Romantic Circles is an academic peer-reviewed website dedicated to the study of Romantic literature and culture, featuring online editions of many texts of the Romantic era, as well as essays devoted to Romantic literature, culture, and theory.

Romantic Circles is published by the University of Colorado, Boulder and supported, in part, by the Maryland Institute for Technology in the Humanities (MITH), and the English Departments of Loyola University of Chicago and the University of Maryland.

==History==
Romantic Circles was officially launched in November 1996 by general editors Neil Fraistat, Steven E. Jones, Donald Reiman, and Carl Stahmer.

==Sections==
Of its core peer-reviewed content, Romantic Circles, as of March 2015, housed 38 critically edited electronic editions of literary works, 56 volumes of criticism in its Praxis Series, 5 volumes in its Romantic Pedagogy Commons series, 22 research resources in its Scholarly Resources section, and a section of 275 digitally curated images associated with the Romantic era in The Gallery.
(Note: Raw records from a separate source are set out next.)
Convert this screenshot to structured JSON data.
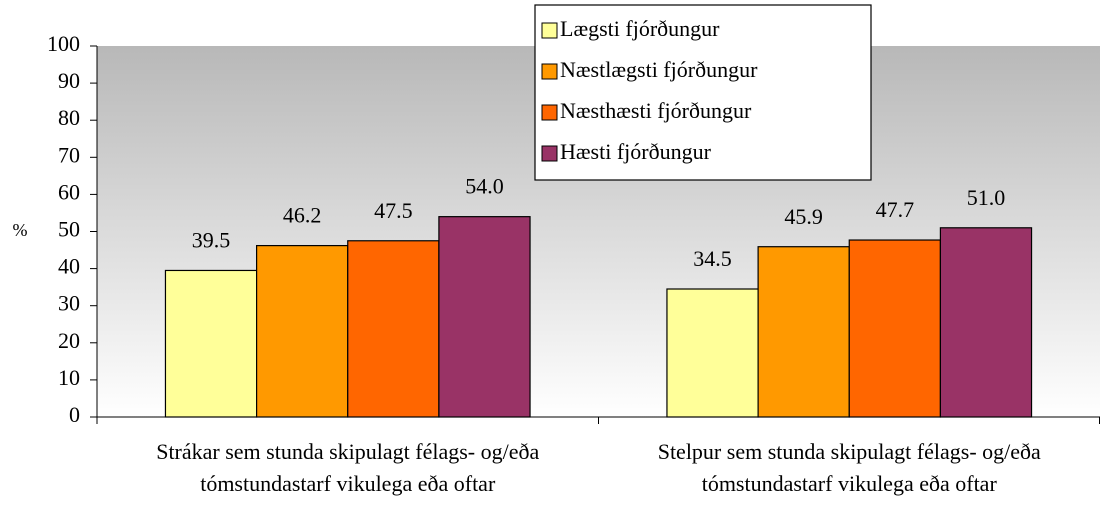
{
  "chart_data": {
    "type": "bar",
    "categories": [
      "Strákar sem stunda skipulagt félags- og/eða tómstundastarf vikulega eða oftar",
      "Stelpur sem stunda skipulagt félags- og/eða tómstundastarf vikulega eða oftar"
    ],
    "y_label": "%",
    "series": [
      {
        "name": "Lægsti fjórðungur",
        "color": "#FFFF99",
        "values": [
          39.5,
          34.5
        ],
        "value_labels": [
          "39.5",
          "34.5"
        ]
      },
      {
        "name": "Næstlægsti fjórðungur",
        "color": "#FF9900",
        "values": [
          46.2,
          45.9
        ],
        "value_labels": [
          "46.2",
          "45.9"
        ]
      },
      {
        "name": "Næsthæsti fjórðungur",
        "color": "#FF6600",
        "values": [
          47.5,
          47.7
        ],
        "value_labels": [
          "47.5",
          "47.7"
        ]
      },
      {
        "name": "Hæsti fjórðungur",
        "color": "#993366",
        "values": [
          54.0,
          51.0
        ],
        "value_labels": [
          "54.0",
          "51.0"
        ]
      }
    ],
    "ylim": [
      0,
      100
    ],
    "yticks": [
      0,
      10,
      20,
      30,
      40,
      50,
      60,
      70,
      80,
      90,
      100
    ],
    "legend": "top-right"
  }
}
The site is broken up into several main sections:
- Electronic Editions: A searchable archive of texts of the Romantic era. Each editionis peer-reviewed. The section is edited by Tilar Mazzeo.
- Praxis Series: Uses computer technologies to investigate critically the languages, cultures, histories, and theories of Romanticism.
- Romanticist scholarship. The section is edited by Orrin N.C. Wang.
- Scholarly Resources: Offers online research tools for the study of the Romantics, their contemporaries, and their cultural contexts. Includes Bibliographies, Indexes and Concordances, and other miscellaneous resources.
- Pedagogies: Includes a peer-reviewed journal Romantic Pedagogy Commons, a "Teaching Romanticism" blog (edited by Katherine Singer), as well as online syllabi, a MOO, and other teaching resources.
- Reviews & Receptions: Offers reviews of key works of scholarship related to the Romantic period. Edited by Suzanne L. Barnett, Alex Gatten, Leonora Hanson, and Ross Wilson
- Romantic Circles Blog: Provides "News, notes, and announcements from the RC Community"
- The Gallery: A curated gallery of Romantic-era images.

==Honours==
- The site has been recognised by the National Endowment for the Humanities (NEH) as one of the best 21 sites on the Internet for education in the humanities.
- The United States Library of Congress has selected Romantic Circles for inclusion in its historic collections of Internet materials. Over time, the web archiving team will make Romantic Circles available to researchers both onsite at library facilities and though the library's public website.

==Current general editors==
- Paul Youngquist and Orrin N.C. Wang.